AGI – La foto di una fumata bianca condivisa su Twitter da Sebastian Fischer, portavoce della presidenza tedesca del Consiglio Ue, annuncia l’accordo raggiunto tra le istituzioni di Bruxelles sul bilancio pluriennale europeo che comprende il Recovery Fund. Concordato a luglio tra i 27 leader europei, l’intero piano è rimasto intrappolato nel tunnel dei negoziati interistituzionali - i cosiddetti triloghi - per oltre 10 settimane e si prepara ora alla sfida principale: la ratifica dei 27 Paesi Ue (molti dei quali prevedono un voto in Parlamento).
L’accordo di oggi è stato festeggiato soprattutto dall’Eurocamera, contraria ai tagli ai programmi ‘bandiera’ dell’Ue. Ma l’operatività del Recovery fund è legato ancora al via libera di alcuni governi che continuano a mettersi di traverso, a partire dall’Ungheria di Viktor Orban.

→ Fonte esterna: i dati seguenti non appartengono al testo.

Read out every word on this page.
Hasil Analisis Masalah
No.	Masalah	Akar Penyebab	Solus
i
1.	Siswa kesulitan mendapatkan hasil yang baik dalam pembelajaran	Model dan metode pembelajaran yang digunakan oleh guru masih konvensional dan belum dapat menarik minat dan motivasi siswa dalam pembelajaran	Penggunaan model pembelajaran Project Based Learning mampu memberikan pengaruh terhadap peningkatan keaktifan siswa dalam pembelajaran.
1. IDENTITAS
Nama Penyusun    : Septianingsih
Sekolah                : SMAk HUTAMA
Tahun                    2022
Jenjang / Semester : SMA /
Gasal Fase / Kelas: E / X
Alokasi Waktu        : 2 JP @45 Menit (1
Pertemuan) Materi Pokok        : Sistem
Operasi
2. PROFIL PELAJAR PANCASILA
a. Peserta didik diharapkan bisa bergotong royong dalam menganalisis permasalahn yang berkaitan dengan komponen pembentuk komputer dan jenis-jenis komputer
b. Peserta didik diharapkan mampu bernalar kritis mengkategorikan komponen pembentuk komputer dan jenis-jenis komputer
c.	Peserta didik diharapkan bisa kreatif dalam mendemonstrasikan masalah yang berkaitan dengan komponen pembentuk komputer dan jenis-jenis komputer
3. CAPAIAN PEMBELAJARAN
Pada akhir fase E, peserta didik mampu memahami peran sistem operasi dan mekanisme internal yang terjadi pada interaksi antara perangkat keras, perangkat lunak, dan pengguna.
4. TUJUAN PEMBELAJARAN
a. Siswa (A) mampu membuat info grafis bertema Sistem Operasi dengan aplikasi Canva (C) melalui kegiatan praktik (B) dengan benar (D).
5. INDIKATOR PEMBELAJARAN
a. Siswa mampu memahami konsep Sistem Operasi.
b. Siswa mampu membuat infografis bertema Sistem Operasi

Dalle borse di studio Erasmus ai fondi per la ricerca Horizon Europe, tante voci ‘preziose’ del bilancio pluriennale europeo avevano subito una sostanziosa sforbiciata a luglio per arrivare alla ‘quadra’ sui 750 miliardi di prestiti e sussidi previsti dal Recovery Fund. Il Parlamento oggi può rivendicare di aver aumentato di 15 miliardi i programmi Ue, con un incremento specifico di circa 4 miliardi per Horizon Europe, 2,2 miliardi in più per Erasmus, 3,4 miliardi per la sanità, 1,5 miliardi in più per la gestione delle frontiere esterne e un miliardo extra per InvestEU.

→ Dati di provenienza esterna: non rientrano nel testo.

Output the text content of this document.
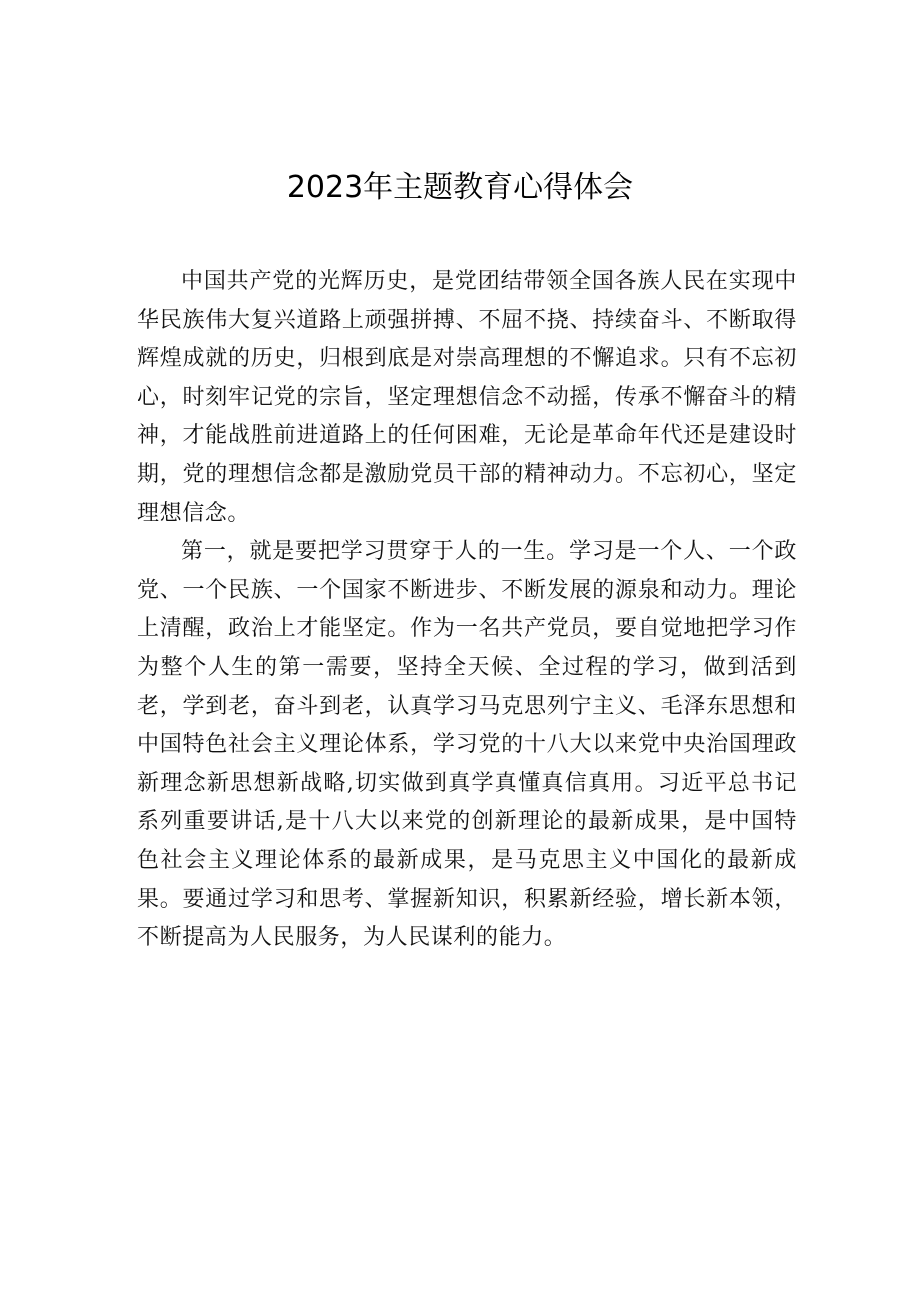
2023年主题教育心得体会

中国共产党的光辉历史，是党团结带领全国各族人民在实现中华民族伟大复兴道路上顽强拼搏、不屈不挠、持续奋斗、不断取得辉煌成就的历史，归根到底是对崇高理想的不懈追求。只有不忘初心，时刻牢记党的宗旨，坚定理想信念不动摇，传承不懈奋斗的精神，才能战胜前进道路上的任何困难，无论是革命年代还是建设时期，党的理想信念都是激励党员干部的精神动力。不忘初心，坚定理想信念。

第一，就是要把学习贯穿于人的一生。学习是一个人、一个政党、一个民族、一个国家不断进步、不断发展的源泉和动力。理论上清醒，政治上才能坚定。作为一名共产党员，要自觉地把学习作为整个人生的第一需要，坚持全天候、全过程的学习，做到活到老，学到老，奋斗到老，认真学习马克思列宁主义、毛泽东思想和中国特色社会主义理论体系，学习党的十八大以来党中央治国理政新理念新思想新战略,切实做到真学真懂真信真用。习近平总书记系列重要讲话,是十八大以来党的创新理论的最新成果，是中国特色社会主义理论体系的最新成果，是马克思主义中国化的最新成果。要通过学习和思考、掌握新知识，积累新经验，增长新本领，不断提高为人民服务，为人民谋利的能力。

Le risorse aggiuntive arrivano principalmente da importi provenienti da multe Ue per la concorrenza sleale. Una fonte di bilancio che segna un altro passo avanti per il Parlamento, da tempo impegnato affinché i fondi generati dall'Unione rimangano nel bilancio Ue.

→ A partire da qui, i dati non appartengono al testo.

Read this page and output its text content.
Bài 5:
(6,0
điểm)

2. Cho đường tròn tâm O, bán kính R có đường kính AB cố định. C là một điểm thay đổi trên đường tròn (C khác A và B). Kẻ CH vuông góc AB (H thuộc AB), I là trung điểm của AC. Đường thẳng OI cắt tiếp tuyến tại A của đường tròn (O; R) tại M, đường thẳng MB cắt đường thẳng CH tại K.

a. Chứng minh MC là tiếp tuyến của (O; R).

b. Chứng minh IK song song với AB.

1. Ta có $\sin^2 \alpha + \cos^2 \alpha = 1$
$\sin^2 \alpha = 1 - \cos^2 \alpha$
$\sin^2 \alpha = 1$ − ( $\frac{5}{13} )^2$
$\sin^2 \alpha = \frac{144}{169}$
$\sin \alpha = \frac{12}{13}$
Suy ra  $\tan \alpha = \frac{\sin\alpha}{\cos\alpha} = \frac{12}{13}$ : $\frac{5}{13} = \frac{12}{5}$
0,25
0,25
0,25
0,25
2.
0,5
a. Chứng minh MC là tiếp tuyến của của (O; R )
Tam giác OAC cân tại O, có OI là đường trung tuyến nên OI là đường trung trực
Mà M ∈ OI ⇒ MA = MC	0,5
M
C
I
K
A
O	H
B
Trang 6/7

Ma l’accordo prevede anche una tabella di marcia sulle risorse proprie, ovvero le imposte il cui gettito va a finire nel bilancio europeo. Si va dalla più volte evocata plastic tax, da introdurre nel 2021, a un adeguamento del sistema di scambio delle quote di emissione di carbonio (ETS) a partire dal 2023. Nel testo è menzionato anche un prelievo sulle imprese digitali (a partire dal 2024), nonché un’imposta sulle transazioni finanziarie (ITF) e un contributo legato al settore delle imprese che potrebbe partire nel 2026. Quest’ultimo dovrebbe consistere in una nuova base imponibile comune per l'imposta sulle società, andando probabilmente a colpire le imprese con sede nei Paesi Ue con aliquote più leggere.